As the Liberal “Rural Canada Matters” strategy clearly outlines, Michael Ignatieff has committed to continued support for supply management.
Our “Clean Slate Commitment” will also build practical, bankable farm programs in partnership with farmers. We will restore AgriFlex with flexibility to support regionally responsive programs, such as the Assurance stabilisation des revenus agricoles in Quebec (ASRA), the Ontario Business Risk Management Program, market price insurance for livestock or improved premiums for crop insurance in the West, and a Buy Atlantic program in Atlantic Canada.
Stephen Harper, on the other hand, has a long history of denouncing supply management, referring to supply management as “price-fixing cartels.”

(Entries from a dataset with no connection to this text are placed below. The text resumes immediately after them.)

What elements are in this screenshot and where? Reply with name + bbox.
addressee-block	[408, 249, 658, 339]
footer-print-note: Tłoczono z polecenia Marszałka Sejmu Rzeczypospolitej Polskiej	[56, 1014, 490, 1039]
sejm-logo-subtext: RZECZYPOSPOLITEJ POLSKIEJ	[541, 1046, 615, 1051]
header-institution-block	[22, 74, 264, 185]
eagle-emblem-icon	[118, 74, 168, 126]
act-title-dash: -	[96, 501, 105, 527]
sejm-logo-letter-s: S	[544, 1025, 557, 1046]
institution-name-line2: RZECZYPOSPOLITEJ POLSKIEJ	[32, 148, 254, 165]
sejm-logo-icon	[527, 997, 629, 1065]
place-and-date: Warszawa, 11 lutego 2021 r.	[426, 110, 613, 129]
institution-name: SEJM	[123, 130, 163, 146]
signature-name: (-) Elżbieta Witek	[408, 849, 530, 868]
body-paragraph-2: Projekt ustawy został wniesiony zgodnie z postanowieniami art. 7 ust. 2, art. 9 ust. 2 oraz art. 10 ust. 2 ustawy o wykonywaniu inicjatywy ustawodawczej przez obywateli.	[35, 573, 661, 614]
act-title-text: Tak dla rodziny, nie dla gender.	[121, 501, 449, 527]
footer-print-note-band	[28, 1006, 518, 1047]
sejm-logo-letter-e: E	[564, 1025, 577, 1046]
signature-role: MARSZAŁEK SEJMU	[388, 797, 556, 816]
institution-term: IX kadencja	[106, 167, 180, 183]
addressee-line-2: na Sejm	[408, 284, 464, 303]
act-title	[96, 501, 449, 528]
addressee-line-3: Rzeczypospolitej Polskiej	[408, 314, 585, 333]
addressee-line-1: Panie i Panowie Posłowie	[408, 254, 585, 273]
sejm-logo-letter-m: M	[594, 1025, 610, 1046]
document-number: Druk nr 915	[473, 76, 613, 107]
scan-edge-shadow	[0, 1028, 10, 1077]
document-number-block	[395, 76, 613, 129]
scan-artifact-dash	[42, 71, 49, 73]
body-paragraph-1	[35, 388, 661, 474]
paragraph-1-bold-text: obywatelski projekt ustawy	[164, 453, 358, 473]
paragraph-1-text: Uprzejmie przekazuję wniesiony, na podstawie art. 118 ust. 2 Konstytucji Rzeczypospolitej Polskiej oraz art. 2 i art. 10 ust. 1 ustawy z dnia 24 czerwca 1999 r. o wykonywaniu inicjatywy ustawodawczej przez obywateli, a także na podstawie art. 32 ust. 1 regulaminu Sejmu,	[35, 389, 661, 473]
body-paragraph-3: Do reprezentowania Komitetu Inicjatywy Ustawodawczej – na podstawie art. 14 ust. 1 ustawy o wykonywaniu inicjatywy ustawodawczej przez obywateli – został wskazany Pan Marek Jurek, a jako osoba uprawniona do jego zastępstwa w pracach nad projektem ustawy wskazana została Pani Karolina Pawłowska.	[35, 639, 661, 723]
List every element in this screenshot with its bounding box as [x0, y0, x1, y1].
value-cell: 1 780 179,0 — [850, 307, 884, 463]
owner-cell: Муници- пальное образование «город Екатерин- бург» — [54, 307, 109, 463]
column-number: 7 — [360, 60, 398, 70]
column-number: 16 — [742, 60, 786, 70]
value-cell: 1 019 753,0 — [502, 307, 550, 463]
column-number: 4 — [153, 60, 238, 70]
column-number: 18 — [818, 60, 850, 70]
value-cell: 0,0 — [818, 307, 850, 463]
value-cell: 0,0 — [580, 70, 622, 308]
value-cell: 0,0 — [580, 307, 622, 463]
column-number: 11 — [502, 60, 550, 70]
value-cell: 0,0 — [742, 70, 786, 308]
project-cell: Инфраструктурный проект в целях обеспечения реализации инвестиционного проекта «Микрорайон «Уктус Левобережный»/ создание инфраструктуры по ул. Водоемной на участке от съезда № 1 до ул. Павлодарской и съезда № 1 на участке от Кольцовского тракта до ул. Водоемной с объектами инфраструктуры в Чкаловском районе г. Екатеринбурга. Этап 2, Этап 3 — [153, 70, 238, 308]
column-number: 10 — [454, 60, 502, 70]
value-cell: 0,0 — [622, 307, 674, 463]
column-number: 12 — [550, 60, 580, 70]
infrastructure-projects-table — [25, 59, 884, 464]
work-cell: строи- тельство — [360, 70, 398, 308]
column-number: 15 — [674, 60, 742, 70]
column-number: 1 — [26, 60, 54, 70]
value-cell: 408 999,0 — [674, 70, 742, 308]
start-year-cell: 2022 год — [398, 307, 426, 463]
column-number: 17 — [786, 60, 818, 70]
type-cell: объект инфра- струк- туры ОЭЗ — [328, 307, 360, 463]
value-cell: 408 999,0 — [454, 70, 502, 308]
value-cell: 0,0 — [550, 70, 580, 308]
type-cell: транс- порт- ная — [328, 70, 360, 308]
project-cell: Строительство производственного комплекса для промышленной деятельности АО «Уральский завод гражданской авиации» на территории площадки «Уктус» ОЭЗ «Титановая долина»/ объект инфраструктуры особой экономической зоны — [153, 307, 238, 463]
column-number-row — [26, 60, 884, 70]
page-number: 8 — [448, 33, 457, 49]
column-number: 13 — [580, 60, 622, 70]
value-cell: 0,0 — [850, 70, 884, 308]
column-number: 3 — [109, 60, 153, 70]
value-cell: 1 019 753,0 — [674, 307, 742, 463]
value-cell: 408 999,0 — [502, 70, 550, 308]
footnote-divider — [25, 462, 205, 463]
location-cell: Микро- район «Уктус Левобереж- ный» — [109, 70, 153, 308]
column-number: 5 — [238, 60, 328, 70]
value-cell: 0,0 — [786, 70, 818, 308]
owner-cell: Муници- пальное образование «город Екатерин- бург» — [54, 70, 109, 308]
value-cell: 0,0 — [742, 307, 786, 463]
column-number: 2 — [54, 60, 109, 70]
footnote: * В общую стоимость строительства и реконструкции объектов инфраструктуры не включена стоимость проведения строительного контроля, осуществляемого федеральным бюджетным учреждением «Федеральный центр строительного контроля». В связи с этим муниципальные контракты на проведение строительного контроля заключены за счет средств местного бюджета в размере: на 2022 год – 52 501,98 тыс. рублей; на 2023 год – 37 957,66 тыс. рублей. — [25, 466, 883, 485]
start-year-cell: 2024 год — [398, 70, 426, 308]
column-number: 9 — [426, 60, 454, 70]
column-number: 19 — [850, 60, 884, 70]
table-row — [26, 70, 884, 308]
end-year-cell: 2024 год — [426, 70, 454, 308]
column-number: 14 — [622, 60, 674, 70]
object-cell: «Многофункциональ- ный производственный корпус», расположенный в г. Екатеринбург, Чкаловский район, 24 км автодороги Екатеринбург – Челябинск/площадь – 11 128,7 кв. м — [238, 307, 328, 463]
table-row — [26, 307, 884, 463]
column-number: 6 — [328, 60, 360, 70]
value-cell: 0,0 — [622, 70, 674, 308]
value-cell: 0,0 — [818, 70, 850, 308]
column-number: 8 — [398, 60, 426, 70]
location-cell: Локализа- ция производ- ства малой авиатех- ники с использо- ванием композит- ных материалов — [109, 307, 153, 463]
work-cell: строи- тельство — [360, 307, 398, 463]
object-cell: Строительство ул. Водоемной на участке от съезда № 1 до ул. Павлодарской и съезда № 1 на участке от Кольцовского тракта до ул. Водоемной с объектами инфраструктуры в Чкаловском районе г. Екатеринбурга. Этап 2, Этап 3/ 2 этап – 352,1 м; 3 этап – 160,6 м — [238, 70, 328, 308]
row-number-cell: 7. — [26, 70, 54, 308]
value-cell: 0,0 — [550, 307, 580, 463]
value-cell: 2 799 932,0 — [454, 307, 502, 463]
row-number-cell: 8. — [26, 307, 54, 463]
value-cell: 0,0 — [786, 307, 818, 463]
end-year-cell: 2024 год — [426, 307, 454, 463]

As president of the National Citizens Coalition he said:
“The damage inflicted by the Quebec situation can be found in many places. Take for example, ‘supply management,’ our government-sponsored price-fixing cartels. Canada’s restaurant industry finds itself paying 3% more for cheese this year, and 74% more than an American food manufacturer. One dairy farmer admits that politics might have something to do with it – ‘if the federal government did something anti-dairy, there would be howls of outrage from our French brothers.’ Quebec gets nearly half the country’s allocated dairy quota.” (The Bulldog, National Citizens Coalition, February 1998)
If this is Stephen Harper’s real opinion of supply management, why should any farmer believe his campaign promise today?